Madame de Vandenesse s’était enfuie avec les lettres.

— Hé ! dis donc, beau masque ? laisse-m’en une seule pour le convaincre.

— Cela n’est plus possible, dit Vandenesse.

— Et pourquoi ?

— Ce masque est ton ex-rivale.

— Tiens, mais elle aurait bien pu me dire merci, s’écria Florine.

— Pourquoi prends-tu donc les quarante mille francs ? dit Vandenesse en la saluant.
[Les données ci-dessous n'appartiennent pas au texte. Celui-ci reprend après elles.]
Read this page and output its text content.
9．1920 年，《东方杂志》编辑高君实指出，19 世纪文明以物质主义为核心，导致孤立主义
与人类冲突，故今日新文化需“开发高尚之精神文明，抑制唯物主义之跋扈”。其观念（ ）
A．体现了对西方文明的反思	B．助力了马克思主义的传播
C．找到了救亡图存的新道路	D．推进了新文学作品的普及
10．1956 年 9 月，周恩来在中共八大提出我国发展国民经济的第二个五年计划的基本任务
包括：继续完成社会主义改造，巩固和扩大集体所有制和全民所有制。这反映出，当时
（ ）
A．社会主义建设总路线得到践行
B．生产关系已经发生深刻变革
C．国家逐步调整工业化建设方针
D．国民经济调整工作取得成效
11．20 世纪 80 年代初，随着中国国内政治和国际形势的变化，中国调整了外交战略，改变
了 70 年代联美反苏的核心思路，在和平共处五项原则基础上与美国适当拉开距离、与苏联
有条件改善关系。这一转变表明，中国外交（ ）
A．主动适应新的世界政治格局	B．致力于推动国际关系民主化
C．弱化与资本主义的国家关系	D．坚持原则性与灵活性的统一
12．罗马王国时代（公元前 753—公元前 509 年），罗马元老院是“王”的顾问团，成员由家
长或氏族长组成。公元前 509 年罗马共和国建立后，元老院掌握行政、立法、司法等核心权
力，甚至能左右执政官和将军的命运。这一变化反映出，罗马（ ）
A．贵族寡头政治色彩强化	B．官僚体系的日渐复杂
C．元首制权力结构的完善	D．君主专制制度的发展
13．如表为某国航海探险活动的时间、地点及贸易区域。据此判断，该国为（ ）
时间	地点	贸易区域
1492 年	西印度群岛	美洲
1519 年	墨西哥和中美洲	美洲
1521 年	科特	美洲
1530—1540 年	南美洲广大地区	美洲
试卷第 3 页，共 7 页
Il est extrêmement rare que les jeunes gens, poussés à un suicide, le recommencent quand ils en ont subi les douleurs. Lorsque le suicide ne guérit pas de la vie, il guérit de la mort volontaire. Aussi Raoul n’eut-il plus envie de se tuer quand il se vit dans une position encore plus horrible que celle d’où il voulait sortir, en trouvant sa lettre de change à Schmuke dans les mains de Florine, qui la tenait évidemment du comte de Vandenesse. Il tenta de revoir la comtesse pour lui expliquer la nature de son amour, qui brillait dans son cœur plus vivement que jamais. Mais la première fois que, dans le monde, la comtesse vit Raoul, elle lui jeta ce regard fixe et méprisant qui met un abîme infranchissable entre une femme et un homme. Malgré son assurance, Nathan n’osa jamais, durant le reste de l’hiver, ni parler à la comtesse, ni l’aborder.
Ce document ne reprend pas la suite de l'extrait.